Why Is the Seashell the Symbol for St. Augustine?

According to legend, God used a small child to teach the great saint a valuable lesson.

Alessandro Magnasco, “St. Augustine at the Seashore,” c. 1740
Alessandro Magnasco, “St. Augustine at the Seashore,” c. 1740 )

Augustine of Hippo lived a wild life — abandoning the faith, fathering a child out of wedlock, and rejecting the values of his mother Monica.

Monica, however, prayed for her son, that he would turn back to God. For 30 years, Monica prayed unceasingly for her son — who eventually was converted, and who became one of the Church’s greatest theologians. He was named Doctor of the Church, and the story of his dramatic conversion gives hope to mothers who pray for their wayward children, and hope to us all.
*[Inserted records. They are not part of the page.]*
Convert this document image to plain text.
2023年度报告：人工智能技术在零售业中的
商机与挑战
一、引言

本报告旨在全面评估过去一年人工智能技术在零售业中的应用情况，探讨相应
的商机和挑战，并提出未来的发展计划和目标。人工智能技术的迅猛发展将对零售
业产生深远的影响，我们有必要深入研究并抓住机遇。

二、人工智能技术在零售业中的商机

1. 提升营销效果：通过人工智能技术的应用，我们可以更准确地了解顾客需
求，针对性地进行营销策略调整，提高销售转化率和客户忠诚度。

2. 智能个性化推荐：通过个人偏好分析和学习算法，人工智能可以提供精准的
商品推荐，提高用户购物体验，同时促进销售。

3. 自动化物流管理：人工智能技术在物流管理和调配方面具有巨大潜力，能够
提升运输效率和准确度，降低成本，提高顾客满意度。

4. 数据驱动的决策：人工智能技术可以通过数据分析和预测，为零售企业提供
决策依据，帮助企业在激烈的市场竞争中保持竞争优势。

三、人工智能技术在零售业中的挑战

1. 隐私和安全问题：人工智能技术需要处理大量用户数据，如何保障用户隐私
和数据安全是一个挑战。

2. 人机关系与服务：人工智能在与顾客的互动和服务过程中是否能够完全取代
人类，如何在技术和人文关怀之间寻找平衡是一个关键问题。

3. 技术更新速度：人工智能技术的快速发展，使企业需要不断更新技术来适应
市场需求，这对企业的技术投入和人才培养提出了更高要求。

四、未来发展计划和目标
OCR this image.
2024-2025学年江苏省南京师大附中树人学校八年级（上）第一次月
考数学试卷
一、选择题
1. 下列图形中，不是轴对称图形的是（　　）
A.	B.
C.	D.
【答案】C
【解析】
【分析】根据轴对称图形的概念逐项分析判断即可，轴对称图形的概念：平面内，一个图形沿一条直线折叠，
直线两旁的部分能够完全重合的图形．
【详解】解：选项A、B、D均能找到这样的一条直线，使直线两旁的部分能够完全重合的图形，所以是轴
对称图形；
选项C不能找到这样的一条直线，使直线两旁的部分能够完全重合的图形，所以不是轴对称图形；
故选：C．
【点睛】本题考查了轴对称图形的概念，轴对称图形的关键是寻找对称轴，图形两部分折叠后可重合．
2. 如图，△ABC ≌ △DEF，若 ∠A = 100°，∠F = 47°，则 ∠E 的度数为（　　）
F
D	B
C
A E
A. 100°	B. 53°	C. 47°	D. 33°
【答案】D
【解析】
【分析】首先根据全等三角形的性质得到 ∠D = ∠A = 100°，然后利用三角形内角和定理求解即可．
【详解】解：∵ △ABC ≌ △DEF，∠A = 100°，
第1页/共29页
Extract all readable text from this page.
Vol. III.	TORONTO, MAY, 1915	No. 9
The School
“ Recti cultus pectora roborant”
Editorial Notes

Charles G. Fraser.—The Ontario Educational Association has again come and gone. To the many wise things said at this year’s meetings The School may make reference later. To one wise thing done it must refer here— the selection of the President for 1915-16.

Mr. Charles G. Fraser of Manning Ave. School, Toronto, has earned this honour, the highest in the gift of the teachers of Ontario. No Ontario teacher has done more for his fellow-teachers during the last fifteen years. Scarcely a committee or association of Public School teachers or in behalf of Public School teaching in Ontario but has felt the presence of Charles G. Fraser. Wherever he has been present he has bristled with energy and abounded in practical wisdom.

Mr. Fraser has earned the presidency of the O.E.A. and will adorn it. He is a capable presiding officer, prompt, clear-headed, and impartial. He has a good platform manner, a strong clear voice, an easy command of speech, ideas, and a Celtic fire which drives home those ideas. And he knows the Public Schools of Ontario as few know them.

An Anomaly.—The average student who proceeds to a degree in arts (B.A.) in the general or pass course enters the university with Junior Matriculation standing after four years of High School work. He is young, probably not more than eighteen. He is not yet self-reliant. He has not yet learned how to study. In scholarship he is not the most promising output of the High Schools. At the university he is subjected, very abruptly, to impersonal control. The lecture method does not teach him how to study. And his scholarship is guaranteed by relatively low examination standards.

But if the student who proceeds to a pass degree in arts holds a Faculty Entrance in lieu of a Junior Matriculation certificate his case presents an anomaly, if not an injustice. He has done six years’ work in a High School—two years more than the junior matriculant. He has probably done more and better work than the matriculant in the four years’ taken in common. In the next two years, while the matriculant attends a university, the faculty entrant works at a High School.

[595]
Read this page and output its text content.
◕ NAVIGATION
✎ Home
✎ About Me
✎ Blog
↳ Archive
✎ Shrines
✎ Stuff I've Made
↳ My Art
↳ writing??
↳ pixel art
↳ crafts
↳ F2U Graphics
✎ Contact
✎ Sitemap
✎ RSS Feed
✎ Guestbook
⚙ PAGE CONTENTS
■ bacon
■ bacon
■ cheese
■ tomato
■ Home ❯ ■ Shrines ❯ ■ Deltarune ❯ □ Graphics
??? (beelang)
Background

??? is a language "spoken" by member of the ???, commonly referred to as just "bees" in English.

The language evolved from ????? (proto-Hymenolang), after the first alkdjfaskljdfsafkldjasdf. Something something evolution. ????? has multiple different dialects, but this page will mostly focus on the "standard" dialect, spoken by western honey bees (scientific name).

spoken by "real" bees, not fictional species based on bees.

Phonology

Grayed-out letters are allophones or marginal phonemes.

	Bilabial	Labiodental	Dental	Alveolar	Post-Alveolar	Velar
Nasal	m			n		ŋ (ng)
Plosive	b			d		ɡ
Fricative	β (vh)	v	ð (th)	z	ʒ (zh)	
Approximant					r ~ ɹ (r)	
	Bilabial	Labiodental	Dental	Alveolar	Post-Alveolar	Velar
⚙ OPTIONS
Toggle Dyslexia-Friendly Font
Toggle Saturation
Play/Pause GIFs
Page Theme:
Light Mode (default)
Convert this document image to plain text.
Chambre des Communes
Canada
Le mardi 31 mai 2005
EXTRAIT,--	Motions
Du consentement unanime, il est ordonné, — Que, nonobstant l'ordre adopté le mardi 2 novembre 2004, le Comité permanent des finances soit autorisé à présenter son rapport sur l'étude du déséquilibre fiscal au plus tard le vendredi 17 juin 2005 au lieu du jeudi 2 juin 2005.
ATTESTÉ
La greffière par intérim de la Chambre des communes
There is a wonderful legend about Augustine preserved by William Caxton, an English writer and printer who published an updated version of The Golden Legend. The Golden Legend was a medieval collection of saints’ lives originally assembled by an Italian Dominican, Jacobus de Voragine. In the 1200s, Jacobus recounted Augustine's stories about his misspent youth, his baptism by Ambrose, and his many contributions to our understanding of Christian doctrine. Two hundred years later, Caxton’s English translation of The Golden Legend added a story he’d seen depicted on an altar of St. Austin, at the blackfriars in Antwerp: the story of Augustine’s encounter with a small child on a beach. 

According to Caxton's 1483 edition of The Golden Legend, St. Augustine spent 30 years writing his book De Trinitate (about the Holy Trinity). During that time Augustine was once walking along the beach, struggling to understand how God could be three persons in one God, when he met a small child who was using a seashell to scoop water from the sea. The child would run back to the beach and pour the water into a small hole he had dug in the sand.

Augustine watched for a while, then asked the child what he was doing. “I’m putting the sea into this hole,” the child explained.

“But that is impossible!” Augustine cried. “The hole is not big enough to contain the entire sea!”

The boy stopped for a moment, stood and looked into the eyes of the saint, and replied, “It is no more impossible than what you are trying to do — comprehend the immensity of the mystery of the Holy Trinity with your small intelligence.”

Augustine turned away in amazement — and when he looked back, the child had disappeared. Augustine then understood that no mortal man can understand the Trinity, because it’s a mystery which only God can comprehend. God had used this child — thought by some to be an angel, by some to be the Christ Child himself — to teach him this valuable lesson.

Because of this, the seashell became a symbol for St. Augustine, Father and Doctor of the Church.